Input Resistance:

The input resistance is the resistance seen by the current source or voltage source which drives the circuit. For example, returning to the circuit in Fig. 2.7, the impedance seen by sinusoidal input signals looking into the capacitor is:

$$Z_{in}= \frac{1}{j\omega C_1} + R_B\vert\vert R_{TB}$$ (40)

Where R_TB is the resistance looking into the base of the transistor. As we have done throughout this lab, let's consider only cases where the frequency is large enough that the impedance of the capacitor can be ignored. We call these frequencies the midband range. At midband, the input impedance can be approximated as the following input resistance.

R_in= R_B||R_TB

R_B can be read directly from the circuit. However, we must determine R_TB. The resistance seen looking into the base can be determined by grounding the output, and then applying a small signal to the base $\Delta V_b$, and determining the base current that is drawn $\Delta I_b$. The ratio of the small signal base voltage to the small signal base current is then R_TB. To determine R_TB, let's first make the excellent approximation that I_c=I_e, and use Eqns. (2.14) and (2.23) to obtain:

$$\Delta V_b = \frac{\Delta I_c}{g_m} + \Delta I_c R_E$$ (42)

Now, recalling that $\Delta I_b=\frac{\Delta I_c}{\beta}$,and dividing $\Delta V_b$by $\Delta I_b$, we obtain  

$$R_{TB}= \frac{\Delta V_b}{\Delta I_b} = \frac{\beta}{g_m} + \beta R_E$$ (43)

Since $\frac{1}{g_m}$ is usually much smaller than R_E, when an emitter resistor is present a good approximation for the input resistance is simply $\beta R_E$. Of course, when the emitter is connected directly to ground, R_E=0 and under these circumstances $R_{TB}= \frac{\beta}{g_m}= r_{\pi}$ Note, that we have followed the customary convention and defined $\frac{\beta}{g_m}$ to be $r_{\pi}$.

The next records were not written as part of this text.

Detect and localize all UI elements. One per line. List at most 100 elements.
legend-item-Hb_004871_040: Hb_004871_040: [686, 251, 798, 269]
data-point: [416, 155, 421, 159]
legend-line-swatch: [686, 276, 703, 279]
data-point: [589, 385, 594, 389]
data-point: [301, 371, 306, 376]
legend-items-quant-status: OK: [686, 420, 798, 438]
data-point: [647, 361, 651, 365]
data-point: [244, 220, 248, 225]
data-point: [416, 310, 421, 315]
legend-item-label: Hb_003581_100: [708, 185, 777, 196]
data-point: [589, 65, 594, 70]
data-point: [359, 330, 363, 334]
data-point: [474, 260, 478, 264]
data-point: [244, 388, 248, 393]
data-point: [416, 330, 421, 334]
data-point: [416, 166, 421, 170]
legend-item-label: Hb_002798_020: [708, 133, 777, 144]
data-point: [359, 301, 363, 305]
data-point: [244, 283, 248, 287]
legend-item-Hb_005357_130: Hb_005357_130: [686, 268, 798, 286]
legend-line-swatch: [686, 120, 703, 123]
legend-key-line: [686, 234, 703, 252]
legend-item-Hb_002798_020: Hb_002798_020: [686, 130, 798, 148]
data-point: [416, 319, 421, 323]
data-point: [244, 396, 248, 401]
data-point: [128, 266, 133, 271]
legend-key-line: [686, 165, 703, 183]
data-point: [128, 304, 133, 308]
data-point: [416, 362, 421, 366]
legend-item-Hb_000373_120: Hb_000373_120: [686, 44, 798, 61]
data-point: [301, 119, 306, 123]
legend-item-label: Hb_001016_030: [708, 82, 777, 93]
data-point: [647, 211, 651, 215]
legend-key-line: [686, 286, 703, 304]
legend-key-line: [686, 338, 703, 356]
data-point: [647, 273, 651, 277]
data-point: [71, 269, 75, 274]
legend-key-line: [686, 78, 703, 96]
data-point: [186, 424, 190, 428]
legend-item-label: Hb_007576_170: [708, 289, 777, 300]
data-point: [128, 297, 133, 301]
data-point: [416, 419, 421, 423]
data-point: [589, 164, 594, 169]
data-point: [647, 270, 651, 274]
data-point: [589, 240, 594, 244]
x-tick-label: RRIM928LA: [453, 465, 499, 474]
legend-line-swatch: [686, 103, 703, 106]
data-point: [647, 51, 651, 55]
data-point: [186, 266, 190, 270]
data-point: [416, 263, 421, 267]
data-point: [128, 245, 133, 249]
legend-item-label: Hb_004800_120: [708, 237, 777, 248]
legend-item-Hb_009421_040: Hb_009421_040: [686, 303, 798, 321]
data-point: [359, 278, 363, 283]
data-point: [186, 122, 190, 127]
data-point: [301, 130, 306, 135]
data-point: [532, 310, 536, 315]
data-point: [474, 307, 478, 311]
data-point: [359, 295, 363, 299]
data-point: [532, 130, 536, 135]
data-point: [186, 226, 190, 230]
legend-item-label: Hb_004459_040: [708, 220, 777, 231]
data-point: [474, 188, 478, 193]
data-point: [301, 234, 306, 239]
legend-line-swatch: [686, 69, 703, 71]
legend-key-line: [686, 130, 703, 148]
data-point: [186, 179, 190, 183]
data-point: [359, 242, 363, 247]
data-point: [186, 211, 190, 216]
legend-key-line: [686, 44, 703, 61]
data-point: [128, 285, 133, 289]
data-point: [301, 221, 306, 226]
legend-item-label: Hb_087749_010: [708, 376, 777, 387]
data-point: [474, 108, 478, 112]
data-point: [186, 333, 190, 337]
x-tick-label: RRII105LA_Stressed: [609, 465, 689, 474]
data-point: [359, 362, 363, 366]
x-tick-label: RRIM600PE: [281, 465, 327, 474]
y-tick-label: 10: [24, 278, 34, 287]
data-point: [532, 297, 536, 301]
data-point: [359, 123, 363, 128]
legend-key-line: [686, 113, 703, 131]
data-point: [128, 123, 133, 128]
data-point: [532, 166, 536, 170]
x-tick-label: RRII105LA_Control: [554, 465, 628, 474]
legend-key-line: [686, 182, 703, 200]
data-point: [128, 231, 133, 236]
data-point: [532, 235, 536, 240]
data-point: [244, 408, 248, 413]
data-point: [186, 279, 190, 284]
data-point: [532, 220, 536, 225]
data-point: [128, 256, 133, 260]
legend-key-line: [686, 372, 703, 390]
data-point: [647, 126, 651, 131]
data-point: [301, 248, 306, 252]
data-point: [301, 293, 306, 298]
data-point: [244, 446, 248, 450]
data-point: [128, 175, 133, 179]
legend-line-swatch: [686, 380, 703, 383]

It is interesting to observe that the resistance looking into the base is usually fairly large since it contains the multiplicative factor $\beta$. This can be explained because the current actually entering the base is I_b, while the current through R_E is approximately $\beta I_b$. This can alternatively be viewed as I_b going through an effective resistance of $\beta R_E$, thus giving the impression of a much larger resistance.